The Minerals (Development and Regulation) Act, last amended in March, made auction mandatory for allocation of mines. It stipulated that existing miners must pay “up to 100%” of the royalty on the mineral as their contribution towards the DMF, while new allocatees will shell out “up to a third of the royalty” to boost the respective DMFs.

FE had earlier reported, quoting steel and mines minsiter Narnedra Singh Tomar, that the actual DMF contributions would be far less but the industry was keen to know the exact figures, given that a higher tax burden could potentially upset their investment plans. Though mining is a state subject, the Centre has the discretion to decide DMF contributions.

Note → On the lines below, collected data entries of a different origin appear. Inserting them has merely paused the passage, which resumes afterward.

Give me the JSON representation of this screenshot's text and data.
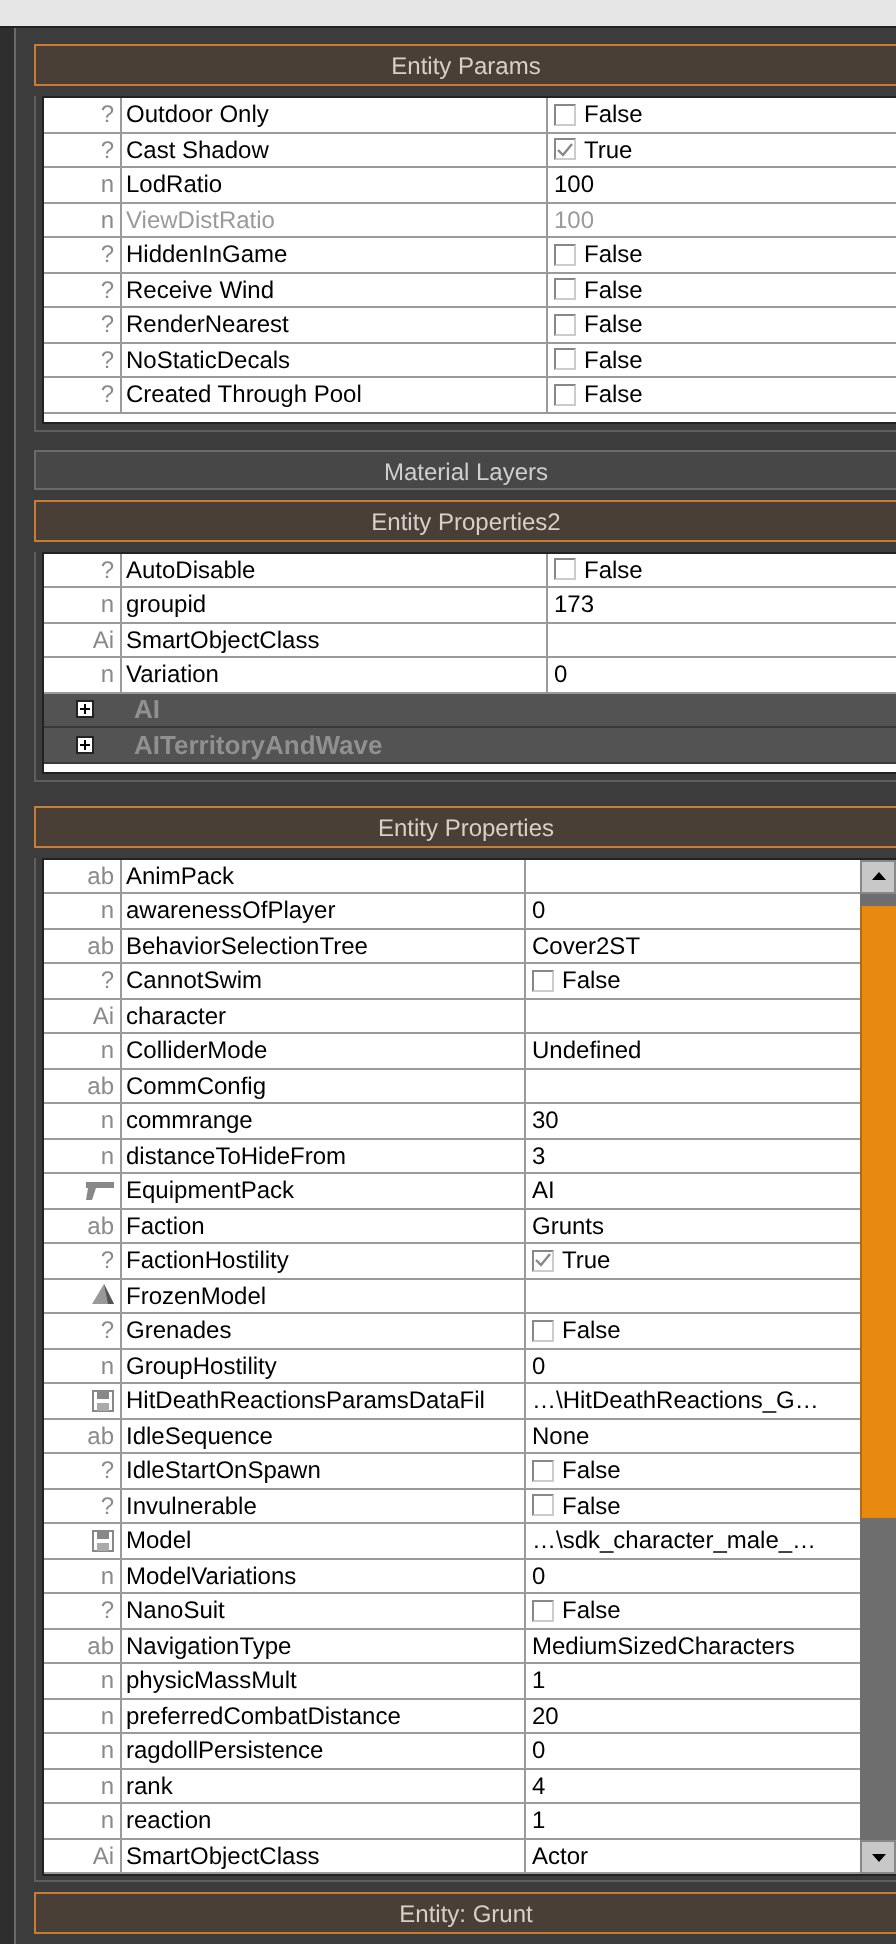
{
  "sections": [
    {
      "title": "Entity Params",
      "expanded": true,
      "rows": [
        {
          "glyph": "?",
          "name": "Outdoor Only",
          "kind": "bool",
          "checked": false,
          "value": "False",
          "disabled": false
        },
        {
          "glyph": "?",
          "name": "Cast Shadow",
          "kind": "bool",
          "checked": true,
          "value": "True",
          "disabled": false
        },
        {
          "glyph": "n",
          "name": "LodRatio",
          "kind": "text",
          "value": "100",
          "disabled": false
        },
        {
          "glyph": "n",
          "name": "ViewDistRatio",
          "kind": "text",
          "value": "100",
          "disabled": true
        },
        {
          "glyph": "?",
          "name": "HiddenInGame",
          "kind": "bool",
          "checked": false,
          "value": "False",
          "disabled": false
        },
        {
          "glyph": "?",
          "name": "Receive Wind",
          "kind": "bool",
          "checked": false,
          "value": "False",
          "disabled": false
        },
        {
          "glyph": "?",
          "name": "RenderNearest",
          "kind": "bool",
          "checked": false,
          "value": "False",
          "disabled": false
        },
        {
          "glyph": "?",
          "name": "NoStaticDecals",
          "kind": "bool",
          "checked": false,
          "value": "False",
          "disabled": false
        },
        {
          "glyph": "?",
          "name": "Created Through Pool",
          "kind": "bool",
          "checked": false,
          "value": "False",
          "disabled": false
        }
      ]
    },
    {
      "title": "Material Layers",
      "expanded": false
    },
    {
      "title": "Entity Properties2",
      "expanded": true,
      "rows": [
        {
          "glyph": "?",
          "name": "AutoDisable",
          "kind": "bool",
          "checked": false,
          "value": "False"
        },
        {
          "glyph": "n",
          "name": "groupid",
          "kind": "text",
          "value": "173"
        },
        {
          "glyph": "Ai",
          "name": "SmartObjectClass",
          "kind": "text"
        },
        {
          "glyph": "n",
          "name": "Variation",
          "kind": "text",
          "value": "0"
        },
        {
          "kind": "group",
          "name": "AI",
          "expanded": false
        },
        {
          "kind": "group",
          "name": "AITerritoryAndWave",
          "expanded": false
        }
      ]
    },
    {
      "title": "Entity Properties",
      "expanded": true,
      "scrollbar": true,
      "rows": [
        {
          "glyph": "ab",
          "name": "AnimPack",
          "kind": "text"
        },
        {
          "glyph": "n",
          "name": "awarenessOfPlayer",
          "kind": "text",
          "value": "0"
        },
        {
          "glyph": "ab",
          "name": "BehaviorSelectionTree",
          "kind": "text",
          "value": "Cover2ST"
        },
        {
          "glyph": "?",
          "name": "CannotSwim",
          "kind": "bool",
          "checked": false,
          "value": "False"
        },
        {
          "glyph": "Ai",
          "name": "character",
          "kind": "text"
        },
        {
          "glyph": "n",
          "name": "ColliderMode",
          "kind": "text",
          "value": "Undefined"
        },
        {
          "glyph": "ab",
          "name": "CommConfig",
          "kind": "text"
        },
        {
          "glyph": "n",
          "name": "commrange",
          "kind": "text",
          "value": "30"
        },
        {
          "glyph": "n",
          "name": "distanceToHideFrom",
          "kind": "text",
          "value": "3"
        },
        {
          "name": "EquipmentPack",
          "kind": "equipment",
          "value": "AI"
        },
        {
          "glyph": "ab",
          "name": "Faction",
          "kind": "text",
          "value": "Grunts"
        },
        {
          "glyph": "?",
          "name": "FactionHostility",
          "kind": "bool",
          "checked": true,
          "value": "True"
        },
        {
          "name": "FrozenModel",
          "kind": "model"
        },
        {
          "glyph": "?",
          "name": "Grenades",
          "kind": "bool",
          "checked": false,
          "value": "False"
        },
        {
          "glyph": "n",
          "name": "GroupHostility",
          "kind": "text",
          "value": "0"
        },
        {
          "name": "HitDeathReactionsParamsDataFil",
          "kind": "file",
          "value": "…\\HitDeathReactions_G…"
        },
        {
          "glyph": "ab",
          "name": "IdleSequence",
          "kind": "text",
          "value": "None"
        },
        {
          "glyph": "?",
          "name": "IdleStartOnSpawn",
          "kind": "bool",
          "checked": false,
          "value": "False"
        },
        {
          "glyph": "?",
          "name": "Invulnerable",
          "kind": "bool",
          "checked": false,
          "value": "False"
        },
        {
          "name": "Model",
          "kind": "file",
          "value": "…\\sdk_character_male_…"
        },
        {
          "glyph": "n",
          "name": "ModelVariations",
          "kind": "text",
          "value": "0"
        },
        {
          "glyph": "?",
          "name": "NanoSuit",
          "kind": "bool",
          "checked": false,
          "value": "False"
        },
        {
          "glyph": "ab",
          "name": "NavigationType",
          "kind": "text",
          "value": "MediumSizedCharacters"
        },
        {
          "glyph": "n",
          "name": "physicMassMult",
          "kind": "text",
          "value": "1"
        },
        {
          "glyph": "n",
          "name": "preferredCombatDistance",
          "kind": "text",
          "value": "20"
        },
        {
          "glyph": "n",
          "name": "ragdollPersistence",
          "kind": "text",
          "value": "0"
        },
        {
          "glyph": "n",
          "name": "rank",
          "kind": "text",
          "value": "4"
        },
        {
          "glyph": "n",
          "name": "reaction",
          "kind": "text",
          "value": "1"
        },
        {
          "glyph": "Ai",
          "name": "SmartObjectClass",
          "kind": "text",
          "value": "Actor"
        }
      ]
    },
    {
      "title": "Entity: Grunt",
      "expanded": true
    }
  ]
}
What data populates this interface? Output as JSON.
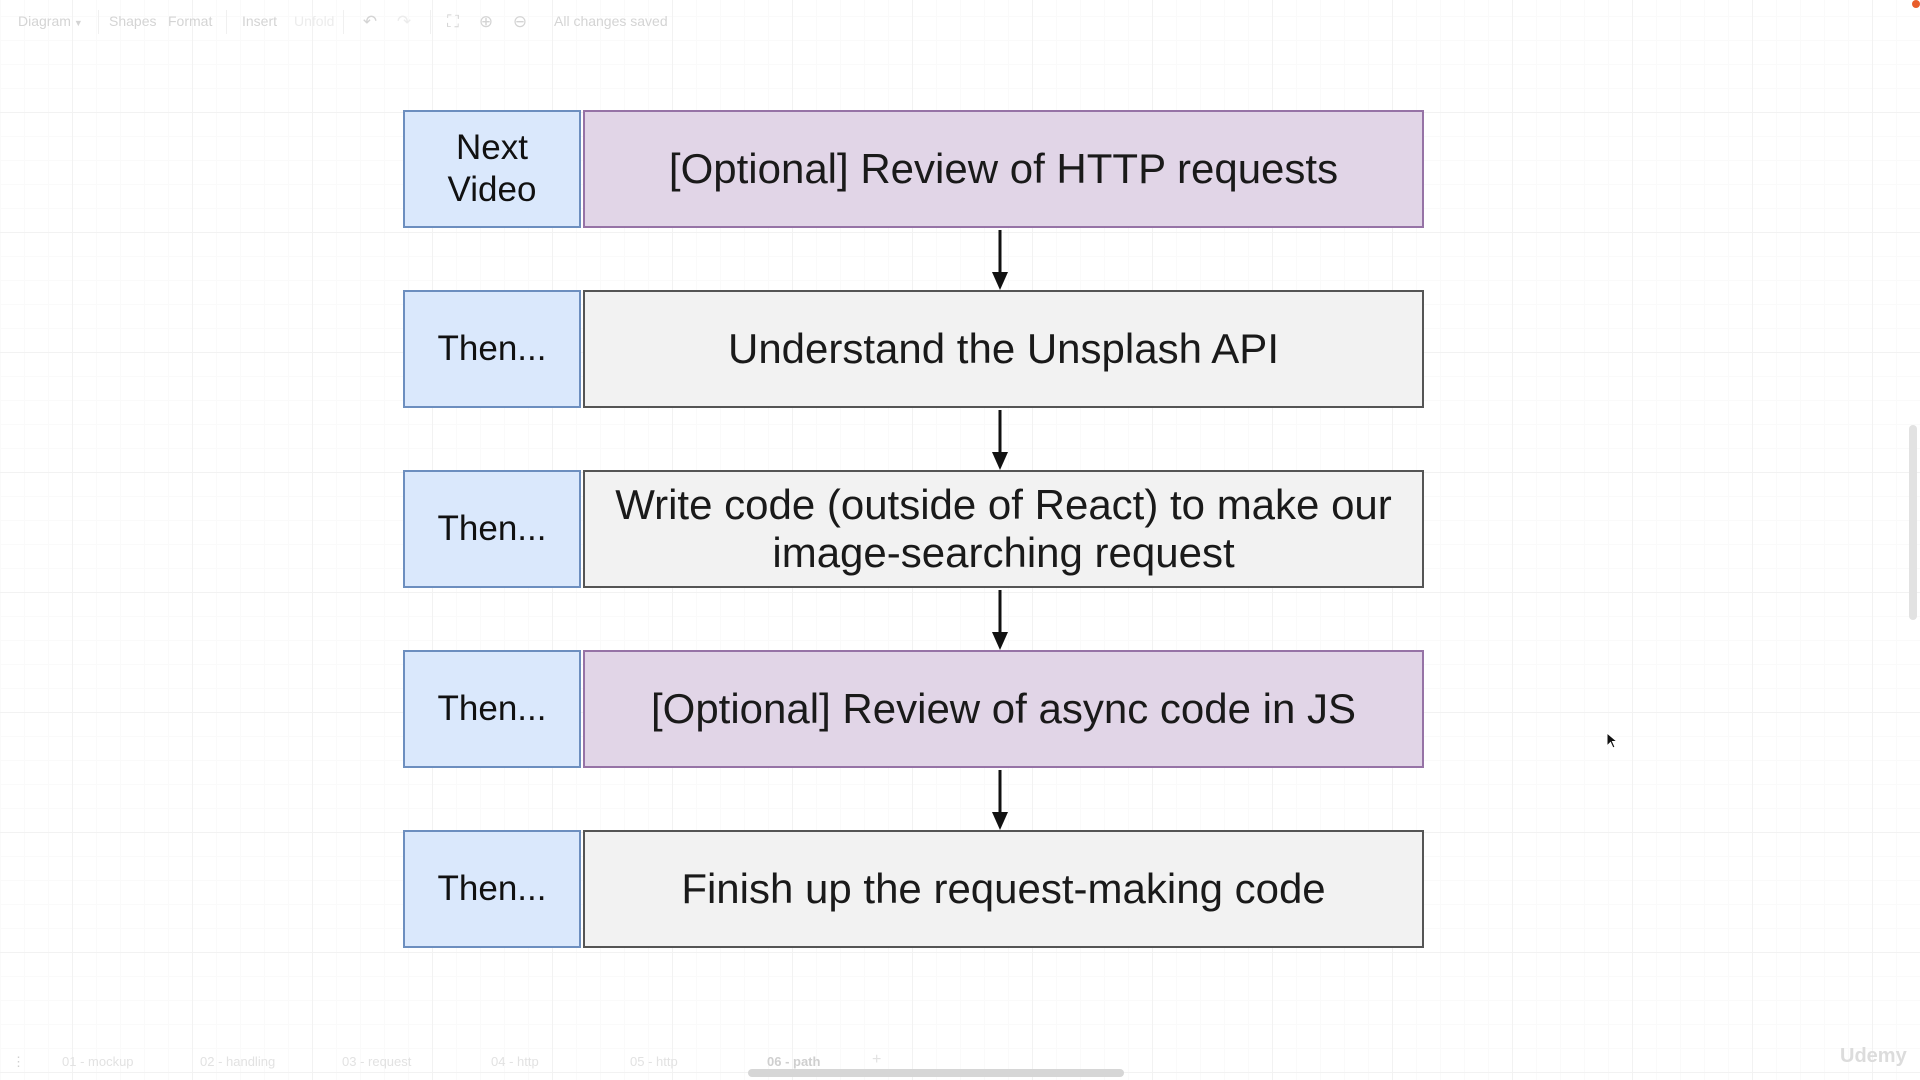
{
  "toolbar": {
    "diagram_menu": "Diagram",
    "shapes": "Shapes",
    "format": "Format",
    "insert": "Insert",
    "unfold": "Unfold",
    "status": "All changes saved"
  },
  "diagram": {
    "rows": [
      {
        "label": "Next Video",
        "text": "[Optional] Review of HTTP requests",
        "style": "purple"
      },
      {
        "label": "Then...",
        "text": "Understand the Unsplash API",
        "style": "grey"
      },
      {
        "label": "Then...",
        "text": "Write code (outside of React) to make our image-searching request",
        "style": "grey"
      },
      {
        "label": "Then...",
        "text": "[Optional] Review of async code in JS",
        "style": "purple"
      },
      {
        "label": "Then...",
        "text": "Finish up the request-making code",
        "style": "grey"
      }
    ]
  },
  "page_tabs": {
    "items": [
      "01 - mockup",
      "02 - handling",
      "03 - request",
      "04 - http",
      "05 - http",
      "06 - path"
    ],
    "active": "06 - path",
    "add_label": "+"
  },
  "watermark": "Udemy",
  "colors": {
    "label_fill": "#dae8fc",
    "label_stroke": "#6c8ebf",
    "optional_fill": "#e1d5e7",
    "optional_stroke": "#9673a6",
    "step_fill": "#f2f2f2",
    "step_stroke": "#555555"
  }
}
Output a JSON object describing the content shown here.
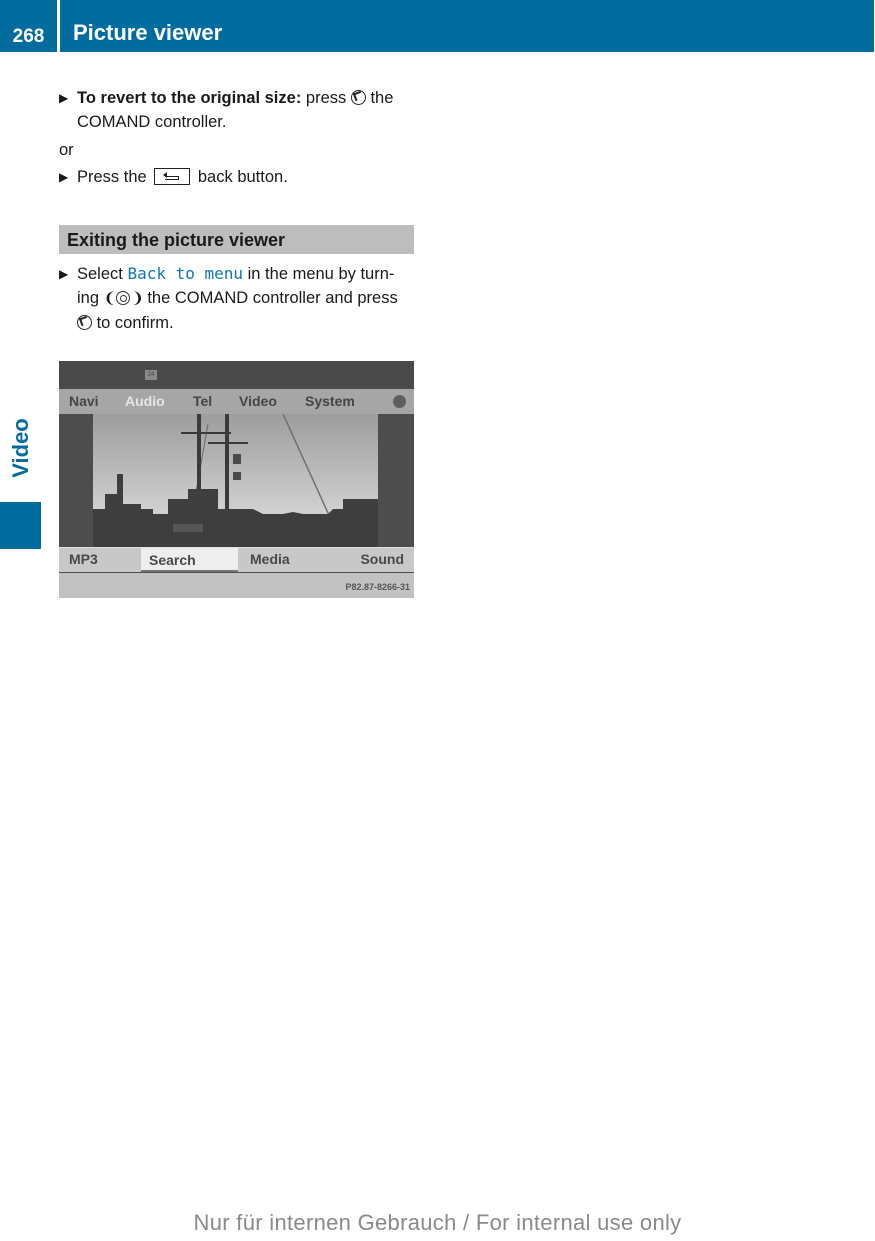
{
  "header": {
    "page_number": "268",
    "title": "Picture viewer",
    "accent_color": "#026c9e"
  },
  "side_tab": {
    "label": "Video"
  },
  "content": {
    "step1": {
      "bold_lead": "To revert to the original size:",
      "text_before_icon": " press ",
      "icon": "press-controller-icon",
      "text_after_icon": " the COMAND controller."
    },
    "or_text": "or",
    "step2": {
      "text_before_icon": "Press the ",
      "icon": "back-button-icon",
      "text_after_icon": " back button."
    },
    "section_heading": "Exiting the picture viewer",
    "step3": {
      "text_before_ref": "Select ",
      "menu_ref": "Back to menu",
      "text_after_ref": " in the menu by turn-ing ",
      "icon_rotate": "rotate-controller-icon",
      "text_after_rotate": " the COMAND controller and press ",
      "icon_press": "press-controller-icon",
      "text_end": " to confirm."
    }
  },
  "screen": {
    "main_menu": [
      {
        "label": "Navi",
        "active": false
      },
      {
        "label": "Audio",
        "active": true
      },
      {
        "label": "Tel",
        "active": false
      },
      {
        "label": "Video",
        "active": false
      },
      {
        "label": "System",
        "active": false
      }
    ],
    "sub_menu": [
      {
        "label": "MP3",
        "selected": false
      },
      {
        "label": "Search",
        "selected": true
      },
      {
        "label": "Media",
        "selected": false
      },
      {
        "label": "Sound",
        "selected": false
      }
    ],
    "image_code": "P82.87-8266-31"
  },
  "footer": {
    "watermark": "Nur für internen Gebrauch / For internal use only"
  }
}
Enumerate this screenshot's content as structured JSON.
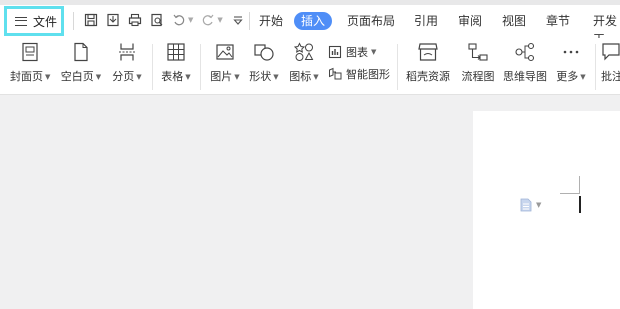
{
  "file_menu": {
    "label": "文件"
  },
  "tabs": [
    {
      "label": "开始"
    },
    {
      "label": "插入"
    },
    {
      "label": "页面布局"
    },
    {
      "label": "引用"
    },
    {
      "label": "审阅"
    },
    {
      "label": "视图"
    },
    {
      "label": "章节"
    },
    {
      "label": "开发工"
    }
  ],
  "active_tab": "插入",
  "ribbon": {
    "cover_page": "封面页",
    "blank_page": "空白页",
    "page_break": "分页",
    "table": "表格",
    "picture": "图片",
    "shape": "形状",
    "icon": "图标",
    "chart": "图表",
    "smartart": "智能图形",
    "resources": "稻壳资源",
    "flowchart": "流程图",
    "mindmap": "思维导图",
    "more": "更多",
    "comment": "批注"
  },
  "colors": {
    "accent": "#4f8ef7",
    "highlight_border": "#5fe0ee"
  }
}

“High rate of royalties” on many minerals have already been seen to be an onus by many leading companies. The royalty on iron ore was raised to 15% from 10% in August last year.

The mining industry feels that the DMF rates should be kept at 10% of royalty for  for both the new and existing mines, given that its tax burden is already higher than counterparts in the rest of the world. “More taxes would mean that the price of end product would be higher as a result of which consumers would suffer. Since royalty is charged on revenue, a small increase (in the rate) would have a significant impact on the profitability of a company compared to corporate tax, which is charged on earnings,” industry body FIMI”s President H Noor Ahmed said.

Although no official estimate is immediately available on the annual DMF outgo for existing miners of the four notified minerals, sources said that if the 30% rate is applied, it could be around Rs 3,000 crore. Earlier, the public-sector Steel Authority of India had estimated 100%  of royalty as DMF contribution would have made it poorer by Rs 1,700 crore.

Mineral-rich states have, however, been demanding the DMF contributions be kept at higher levels for the benefit of the people-affected people. The Centre took nearly five months from the date of notification of the Act to fix the rate as it was caught between the pleas of the mining industry and the states.